Reinstatement—an alternative to foreclosure similar to Forbearance. In this scenario the borrower agrees to make one lump sum payment in the future to bring the mortgage up to date, instead of a payment plan.

Repayment plan
—an alternative to foreclosure. If the borrower cannot meet the requirements of Reinstatement or Forbearance, the lender mayn allow the borrow to catch up on what is owed by increasing the monthly payments until the missed payments are brought current.

Seller’s Market
—when the number of homes on the market is less than a six-month supply, which causes prices to rise. Often in a seller’s market, the shortage of homes causes multiple offers when a new listing comes on the market.
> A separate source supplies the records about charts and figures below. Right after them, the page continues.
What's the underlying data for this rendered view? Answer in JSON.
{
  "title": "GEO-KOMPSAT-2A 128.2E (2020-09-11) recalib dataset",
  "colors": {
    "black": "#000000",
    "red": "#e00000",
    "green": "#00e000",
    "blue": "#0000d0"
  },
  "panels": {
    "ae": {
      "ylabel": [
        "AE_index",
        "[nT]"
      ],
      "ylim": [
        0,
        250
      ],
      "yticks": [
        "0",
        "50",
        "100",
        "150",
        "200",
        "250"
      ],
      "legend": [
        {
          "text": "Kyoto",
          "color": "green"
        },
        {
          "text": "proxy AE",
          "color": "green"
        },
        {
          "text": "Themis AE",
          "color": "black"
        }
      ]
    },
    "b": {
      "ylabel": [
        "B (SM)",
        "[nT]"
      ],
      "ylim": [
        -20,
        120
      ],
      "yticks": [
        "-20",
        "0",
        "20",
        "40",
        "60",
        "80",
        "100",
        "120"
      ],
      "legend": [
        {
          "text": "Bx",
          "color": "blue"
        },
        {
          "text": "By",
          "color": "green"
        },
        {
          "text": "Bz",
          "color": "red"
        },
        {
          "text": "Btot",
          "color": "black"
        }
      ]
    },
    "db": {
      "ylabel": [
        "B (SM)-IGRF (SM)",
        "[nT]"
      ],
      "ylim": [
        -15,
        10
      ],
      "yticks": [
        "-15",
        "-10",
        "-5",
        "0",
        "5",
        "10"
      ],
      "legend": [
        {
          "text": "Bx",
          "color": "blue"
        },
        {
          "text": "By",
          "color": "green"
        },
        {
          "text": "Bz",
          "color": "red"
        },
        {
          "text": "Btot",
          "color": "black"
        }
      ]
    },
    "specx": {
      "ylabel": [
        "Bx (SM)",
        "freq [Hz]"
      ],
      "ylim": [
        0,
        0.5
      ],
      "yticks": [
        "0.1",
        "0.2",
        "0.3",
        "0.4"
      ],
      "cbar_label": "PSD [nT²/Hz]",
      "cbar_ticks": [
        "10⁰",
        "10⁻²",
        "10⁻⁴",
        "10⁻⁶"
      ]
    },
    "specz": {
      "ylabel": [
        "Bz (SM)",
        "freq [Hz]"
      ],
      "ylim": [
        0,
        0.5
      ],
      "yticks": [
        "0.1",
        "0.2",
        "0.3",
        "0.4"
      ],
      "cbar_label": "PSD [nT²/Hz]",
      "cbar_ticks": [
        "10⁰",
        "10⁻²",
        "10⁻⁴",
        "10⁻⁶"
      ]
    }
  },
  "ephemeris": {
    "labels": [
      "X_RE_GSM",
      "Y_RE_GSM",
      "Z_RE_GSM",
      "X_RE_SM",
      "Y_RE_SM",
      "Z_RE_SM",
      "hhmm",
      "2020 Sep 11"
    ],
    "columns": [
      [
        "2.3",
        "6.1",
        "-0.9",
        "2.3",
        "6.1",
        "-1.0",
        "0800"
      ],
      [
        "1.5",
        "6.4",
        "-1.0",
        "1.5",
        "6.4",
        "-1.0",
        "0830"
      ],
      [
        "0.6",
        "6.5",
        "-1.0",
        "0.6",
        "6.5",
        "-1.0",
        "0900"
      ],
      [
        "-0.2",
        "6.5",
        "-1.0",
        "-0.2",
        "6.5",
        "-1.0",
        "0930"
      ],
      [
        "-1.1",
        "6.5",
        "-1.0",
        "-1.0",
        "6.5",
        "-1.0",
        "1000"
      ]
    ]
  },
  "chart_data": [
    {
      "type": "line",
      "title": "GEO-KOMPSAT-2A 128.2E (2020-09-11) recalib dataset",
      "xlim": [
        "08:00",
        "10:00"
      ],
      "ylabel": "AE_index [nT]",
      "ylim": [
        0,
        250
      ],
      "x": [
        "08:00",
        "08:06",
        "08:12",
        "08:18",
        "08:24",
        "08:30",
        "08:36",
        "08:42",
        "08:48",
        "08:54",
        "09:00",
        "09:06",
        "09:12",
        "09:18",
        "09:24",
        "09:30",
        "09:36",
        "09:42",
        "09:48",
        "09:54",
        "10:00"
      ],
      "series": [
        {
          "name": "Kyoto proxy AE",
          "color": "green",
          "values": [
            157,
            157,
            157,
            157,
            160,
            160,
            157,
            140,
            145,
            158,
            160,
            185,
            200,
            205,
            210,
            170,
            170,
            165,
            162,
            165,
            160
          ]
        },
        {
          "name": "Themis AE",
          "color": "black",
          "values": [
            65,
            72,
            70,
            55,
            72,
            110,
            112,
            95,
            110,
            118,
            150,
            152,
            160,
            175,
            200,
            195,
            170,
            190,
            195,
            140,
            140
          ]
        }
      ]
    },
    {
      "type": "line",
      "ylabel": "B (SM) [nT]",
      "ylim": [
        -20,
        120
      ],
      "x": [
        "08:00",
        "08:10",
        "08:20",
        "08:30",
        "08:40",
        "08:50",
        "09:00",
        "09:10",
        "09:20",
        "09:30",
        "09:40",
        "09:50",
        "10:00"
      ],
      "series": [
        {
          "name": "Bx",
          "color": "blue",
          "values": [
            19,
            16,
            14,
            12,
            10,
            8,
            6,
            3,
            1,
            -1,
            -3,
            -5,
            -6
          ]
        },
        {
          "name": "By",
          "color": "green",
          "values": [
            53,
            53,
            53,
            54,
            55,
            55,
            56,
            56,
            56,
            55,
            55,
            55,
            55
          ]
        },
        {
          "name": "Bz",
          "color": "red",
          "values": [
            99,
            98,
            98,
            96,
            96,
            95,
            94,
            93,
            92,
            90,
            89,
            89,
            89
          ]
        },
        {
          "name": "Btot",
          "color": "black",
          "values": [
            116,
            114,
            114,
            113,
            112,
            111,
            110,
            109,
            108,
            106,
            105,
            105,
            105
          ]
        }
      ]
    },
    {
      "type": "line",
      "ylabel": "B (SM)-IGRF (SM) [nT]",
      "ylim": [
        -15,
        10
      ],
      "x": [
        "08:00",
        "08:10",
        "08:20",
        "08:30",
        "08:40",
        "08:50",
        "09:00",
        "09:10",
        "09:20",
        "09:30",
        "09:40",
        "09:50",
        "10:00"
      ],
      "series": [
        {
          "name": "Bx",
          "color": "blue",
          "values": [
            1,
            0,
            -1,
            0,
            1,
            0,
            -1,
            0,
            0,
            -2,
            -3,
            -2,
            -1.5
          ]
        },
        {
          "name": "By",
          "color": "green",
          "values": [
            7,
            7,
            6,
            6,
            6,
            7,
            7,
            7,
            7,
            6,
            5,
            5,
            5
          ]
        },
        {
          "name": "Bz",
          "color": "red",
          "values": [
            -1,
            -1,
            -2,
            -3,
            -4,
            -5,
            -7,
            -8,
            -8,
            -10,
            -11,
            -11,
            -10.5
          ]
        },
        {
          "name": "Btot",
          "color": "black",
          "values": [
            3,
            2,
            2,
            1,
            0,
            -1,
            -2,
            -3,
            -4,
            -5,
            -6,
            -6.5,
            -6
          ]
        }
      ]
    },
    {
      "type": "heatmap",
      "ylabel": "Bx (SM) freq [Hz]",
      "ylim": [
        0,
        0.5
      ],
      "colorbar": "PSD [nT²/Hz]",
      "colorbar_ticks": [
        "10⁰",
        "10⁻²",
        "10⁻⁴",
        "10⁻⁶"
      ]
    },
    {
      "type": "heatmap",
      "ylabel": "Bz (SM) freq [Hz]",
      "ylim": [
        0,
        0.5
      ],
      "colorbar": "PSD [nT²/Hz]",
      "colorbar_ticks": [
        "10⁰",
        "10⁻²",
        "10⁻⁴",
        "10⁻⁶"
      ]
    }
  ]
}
Short Sale—an alternative to foreclosure where a property is sold for less than the amount owed on the mortgage and the lender agrees to accept that amount as satisfaction of the mortgage still owed. This cannot be set up ahead of time normally, since the home must be under contract and the lender must accept the discounted payoff amount. Normally the seller must have a bonafied hardship for the lender to accept the discounted payoff amount. It often takes a long time to complete a short sale.

Sub-prime loan—a loan given to someone whose FICO score is 659 or less. This type of loan is further divided between B-paper (FICO score 620-659, 2 late mortgage payments and 2 or 3 late installment loan payments in the last 12 months) and C-paper (FICO score 580-619, 3-4 late mortgage payments, 4-6 late installment loan payments).

Trustee’s Sale—see Non-Judicial Foreclosure. Upside-down Properties—properties where the mortgage is greater than the value of the property.